Friday, August 24, 2012

Working Wednesday: How Many Companies Are In Your Distribution Chain?


Sometimes it is an advantage to be a small company. One of those advantages is face-to-face business dealings. You work directly with others. You shake hands, a bill of sale, a form of payment, and a receipt is handled between the two of you. Problems can be resolved without third parties. Trust had been established some time ago and a list of solutions is thorough with an end result satisfactory to both. Likewise, new ideas are just an e-mail or phone call away.

But what if you are part of a bigger chain? You have pieces and parts coming in the front door and finished products shipping out the back to another company as part of a much larger picture. You figured out a service that is unique but dependent upon others doing their jobs. What then?

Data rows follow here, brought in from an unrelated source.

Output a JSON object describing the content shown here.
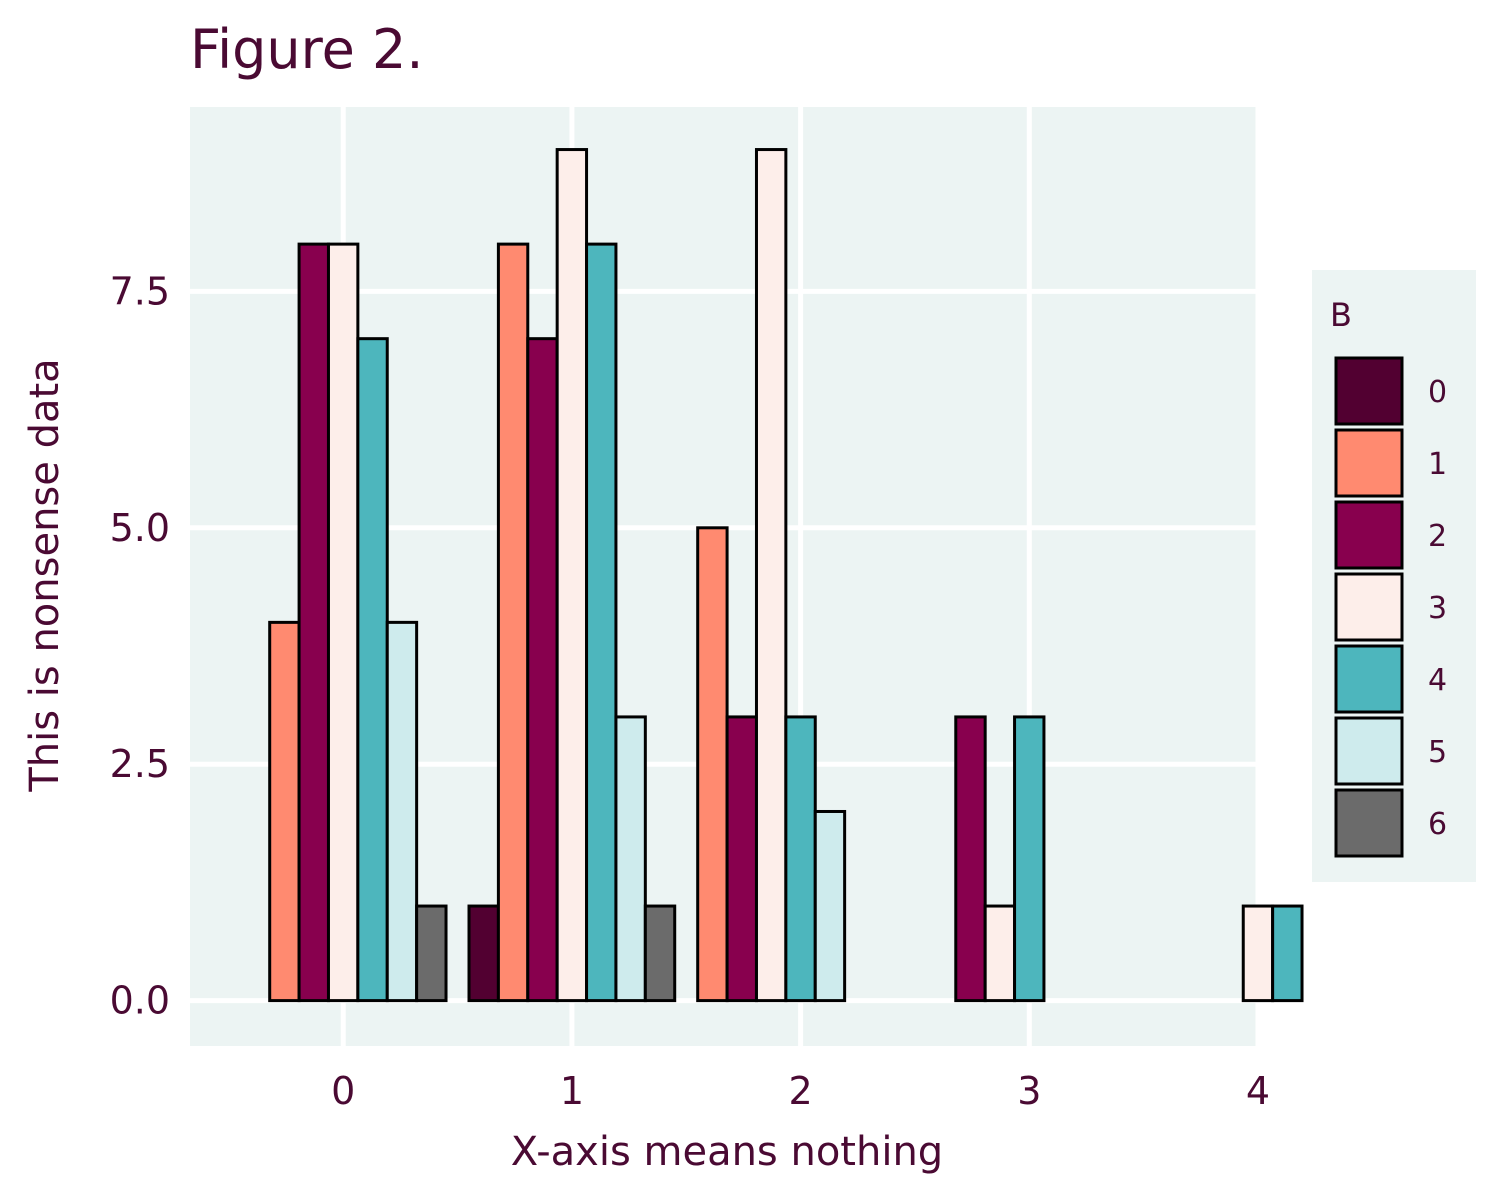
{
  "chart_data": {
    "type": "bar",
    "title": "Figure 2.",
    "xlabel": "X-axis means nothing",
    "ylabel": "This is nonsense data",
    "xlim": [
      -0.67,
      4.0
    ],
    "ylim": [
      -0.48,
      9.45
    ],
    "x_ticks": [
      "0",
      "1",
      "2",
      "3",
      "4"
    ],
    "y_ticks": [
      "0.0",
      "2.5",
      "5.0",
      "7.5"
    ],
    "grid": true,
    "legend_position": "right",
    "legend_title": "B",
    "series": [
      {
        "name": "0",
        "color": "#520031",
        "values": [
          null,
          1,
          null,
          null,
          null
        ]
      },
      {
        "name": "1",
        "color": "#FF8A70",
        "values": [
          4,
          8,
          5,
          null,
          null
        ]
      },
      {
        "name": "2",
        "color": "#88004E",
        "values": [
          8,
          7,
          3,
          3,
          null
        ]
      },
      {
        "name": "3",
        "color": "#FDEEEA",
        "values": [
          8,
          9,
          9,
          1,
          1
        ]
      },
      {
        "name": "4",
        "color": "#4DB6BD",
        "values": [
          7,
          8,
          3,
          3,
          1
        ]
      },
      {
        "name": "5",
        "color": "#CEEBED",
        "values": [
          4,
          3,
          2,
          null,
          null
        ]
      },
      {
        "name": "6",
        "color": "#6B6B6B",
        "values": [
          1,
          1,
          null,
          null,
          null
        ]
      }
    ],
    "groups": [
      {
        "x": 0,
        "present": [
          "1",
          "2",
          "3",
          "4",
          "5",
          "6"
        ]
      },
      {
        "x": 1,
        "present": [
          "0",
          "1",
          "2",
          "3",
          "4",
          "5",
          "6"
        ]
      },
      {
        "x": 2,
        "present": [
          "1",
          "2",
          "3",
          "4",
          "5"
        ]
      },
      {
        "x": 3,
        "present": [
          "2",
          "3",
          "4"
        ]
      },
      {
        "x": 4,
        "present": [
          "3",
          "4"
        ]
      }
    ],
    "colors": {
      "panel_background": "#ECF4F3",
      "legend_background": "#ECF4F3",
      "grid": "#FFFFFF",
      "text": "#4A0A33",
      "bar_outline": "#000000"
    }
  }
}
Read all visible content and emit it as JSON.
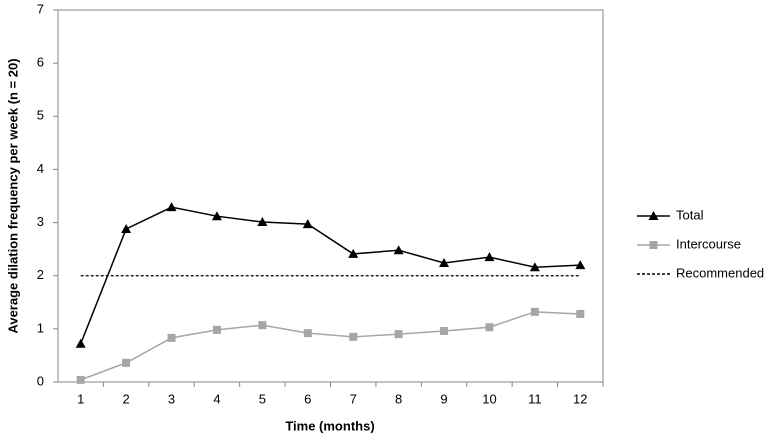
{
  "chart_data": {
    "type": "line",
    "x_label": "Time (months)",
    "y_label": "Average dilation frequency per week (n = 20)",
    "categories": [
      "1",
      "2",
      "3",
      "4",
      "5",
      "6",
      "7",
      "8",
      "9",
      "10",
      "11",
      "12"
    ],
    "series": [
      {
        "name": "Total",
        "color": "#000000",
        "marker": "triangle",
        "dashed": false,
        "values": [
          0.72,
          2.88,
          3.29,
          3.12,
          3.01,
          2.97,
          2.41,
          2.48,
          2.24,
          2.35,
          2.16,
          2.2
        ]
      },
      {
        "name": "Intercourse",
        "color": "#a6a6a6",
        "marker": "square",
        "dashed": false,
        "values": [
          0.04,
          0.36,
          0.83,
          0.98,
          1.07,
          0.92,
          0.85,
          0.9,
          0.96,
          1.03,
          1.32,
          1.28
        ]
      },
      {
        "name": "Recommended",
        "color": "#000000",
        "marker": "none",
        "dashed": true,
        "values": [
          2,
          2,
          2,
          2,
          2,
          2,
          2,
          2,
          2,
          2,
          2,
          2
        ]
      }
    ],
    "ylim": [
      0,
      7
    ],
    "yticks": [
      0,
      1,
      2,
      3,
      4,
      5,
      6,
      7
    ],
    "grid": false,
    "legend": "right"
  }
}
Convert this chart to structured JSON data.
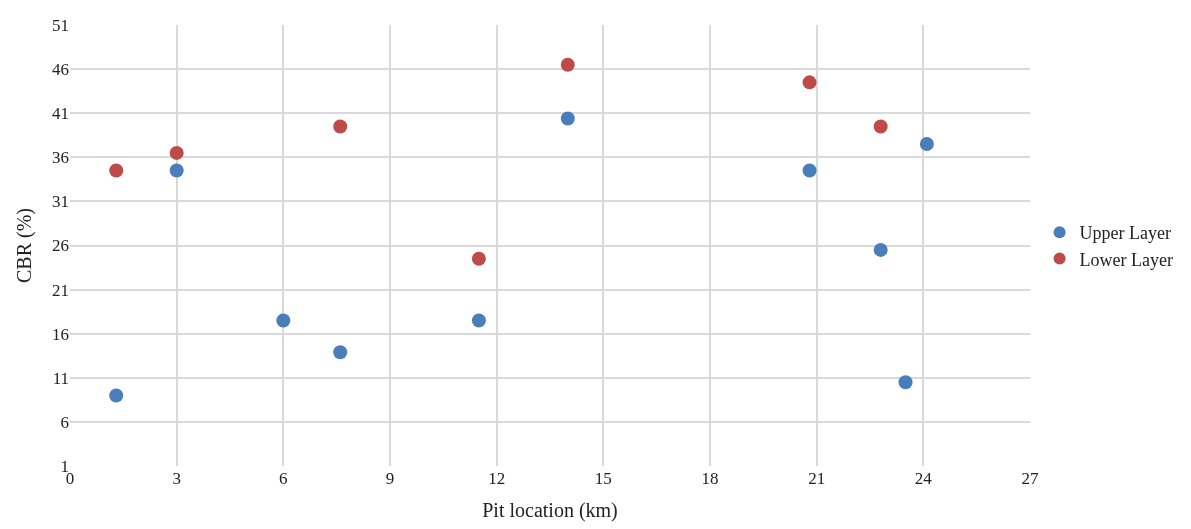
{
  "chart_data": {
    "type": "scatter",
    "xlabel": "Pit location (km)",
    "ylabel": "CBR (%)",
    "xlim": [
      0,
      27
    ],
    "xticks": [
      0,
      3,
      6,
      9,
      12,
      15,
      18,
      21,
      24,
      27
    ],
    "ylim": [
      1,
      51
    ],
    "yticks": [
      1,
      6,
      11,
      16,
      21,
      26,
      31,
      36,
      41,
      46,
      51
    ],
    "grid": true,
    "legend": "right",
    "marker": "circle",
    "series": [
      {
        "name": "Upper Layer",
        "color": "#4a7ebb",
        "x": [
          1.3,
          3.0,
          6.0,
          7.6,
          11.5,
          14.0,
          20.8,
          22.8,
          23.5,
          24.1
        ],
        "values": [
          9,
          34.5,
          17.5,
          13.9,
          17.5,
          40.4,
          34.5,
          25.5,
          10.5,
          37.5
        ]
      },
      {
        "name": "Lower Layer",
        "color": "#be4b48",
        "x": [
          1.3,
          3.0,
          7.6,
          11.5,
          14.0,
          20.8,
          22.8
        ],
        "values": [
          34.5,
          36.5,
          39.5,
          24.5,
          46.5,
          44.5,
          39.5
        ]
      }
    ]
  }
}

Cardinal Health was fined for not reporting something suspicious about drug shipments to certain pharmacies. The pharmacies were becoming "pill mills".See: http://www.dispatch.com/content/stories/business/2012/08/24/cardinal-facing-more-dea-scrutiny.html

Now I am definitely not an expert on drug manufacturing. That is way too complicated for me on many levels. But it appears Cardinal Health did not contact DEA as they should. They are a large corporation and should have had enough employees to have the expertise to know better. But again, I did not follow the lawsuit. I am only interested in this from a small business perspective.

Here is my point: Know your distribution chain. Know the whole chain not just your part. Be aware of ethics, laws, liabilities, and anything else that could put your business on the wrong side of the law. Get advice if you have to. Cardinal Health was not the pill mill, but they still got in trouble.

In this case, it sounds as if Cardinal Health was selling directly to the pharmacies, a one-on-one transaction. Normally, you would think this would give you some safe guards. But the drugs were quite potent, which got C.H. into trouble, and there were extra regulations with those drugs. So don't be fooled either. Even your "bff"s need to be checked out every once in awhile.